店の若い衆が、上等な着物を着て、意気揚々と去っていく佐平次の跡をつけていくが、いっこうに捕まる気配はない。若い衆が佐平次を問いただすと、「お前の主人はバカだ。俺は居残りを商売でやっている佐平次てんだ。覚えとけ」と捨てぜりふを吐く。驚いた若い衆が急いで店に戻り主人にそのことを報告すると、主人は「なんて奴だ!私のことをおこわにかけたな」(おこわにかける=詐欺)と悔しがる。すると若い衆が「ええ、あなたの頭がゴマ塩ですから」でオチとなる。

オチたようなオチないような話

だいたい落語は、楽しいコメディ、風刺、役人への反発、ナンセンスギャグ、夫婦の愛情物語、人情ドラマ、犯罪ものでもたいていは間抜けで憎めない泥棒だったりで、罪のないストーリーがほとんどです。

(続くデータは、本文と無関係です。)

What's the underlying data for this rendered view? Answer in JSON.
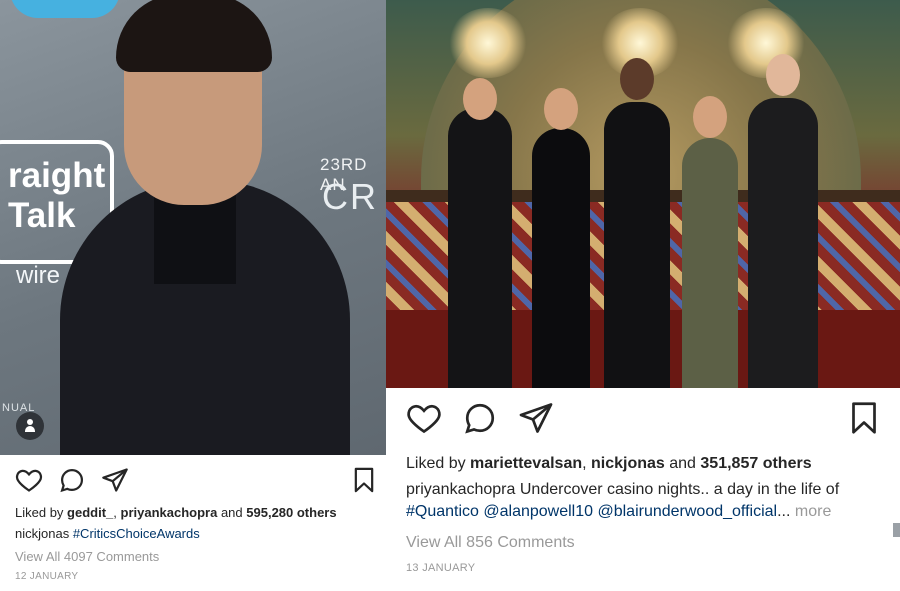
{
  "left_post": {
    "photo": {
      "sponsor_logo_text": "raight Talk",
      "sponsor_sub_text": "wire",
      "event_text_top": "23RD AN",
      "event_text_big": "CR",
      "event_text_bottom": "NUAL"
    },
    "likes": {
      "prefix": "Liked by ",
      "user1": "geddit_",
      "separator": ", ",
      "user2": "priyankachopra",
      "mid": " and ",
      "count": "595,280 others"
    },
    "caption": {
      "user": "nickjonas",
      "text": "#CriticsChoiceAwards"
    },
    "comments": "View All 4097 Comments",
    "date": "12 JANUARY"
  },
  "right_post": {
    "likes": {
      "prefix": "Liked by ",
      "user1": "mariettevalsan",
      "separator": ", ",
      "user2": "nickjonas",
      "mid": " and ",
      "count": "351,857 others"
    },
    "caption": {
      "user": "priyankachopra",
      "text": "Undercover casino nights.. a day in the life of",
      "line2_tags": "#Quantico @alanpowell10 @blairunderwood_official",
      "line2_ellipsis": "...",
      "more": "more"
    },
    "comments": "View All 856 Comments",
    "date": "13 JANUARY"
  },
  "icons": {
    "like": "heart-icon",
    "comment": "comment-icon",
    "share": "send-icon",
    "save": "bookmark-icon",
    "tag": "user-tag-icon"
  },
  "colors": {
    "text": "#262626",
    "muted": "#999999",
    "link": "#003569"
  }
}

居残り佐平次は最初から無銭飲食を決めています。口八丁で最後まで善意の町人をだまし、バカよばわりまでして、計画的犯罪が見事に成功するという、かなり反社会的な噺です。この落語は一体何を言いたいのでしょうか?佐平次の見事な話術に人が引き込まれていくところなど部分的には面白いけれど、全体としては詐欺礼賛です。おこわとゴマ塩のオチを使いたかっただけなのか、はたまた詐欺師団体向けに作ったのか。聞くたびに作者(春風亭柳枝)の意図を考えてしまい、どうもスッキリしません。振り込め詐欺が流行っている昨今ですが、もしかしたらこの噺ができた当時も詐欺が横行していて、町人に注意を喚起するためだったのであれば納得もできますが。

さて、いつもは経営の話題と結びつけて締めくくる本紙ですが、今回は経営とは関係ない話でオチがなくて終わります。なぜって経営成績は「オチないほうがいい」ですから。といったところで話にはオチがつきました。ただ、騙しでなく、人を喜ばせて惹きつける佐平次の話術は商売に活かせますよ。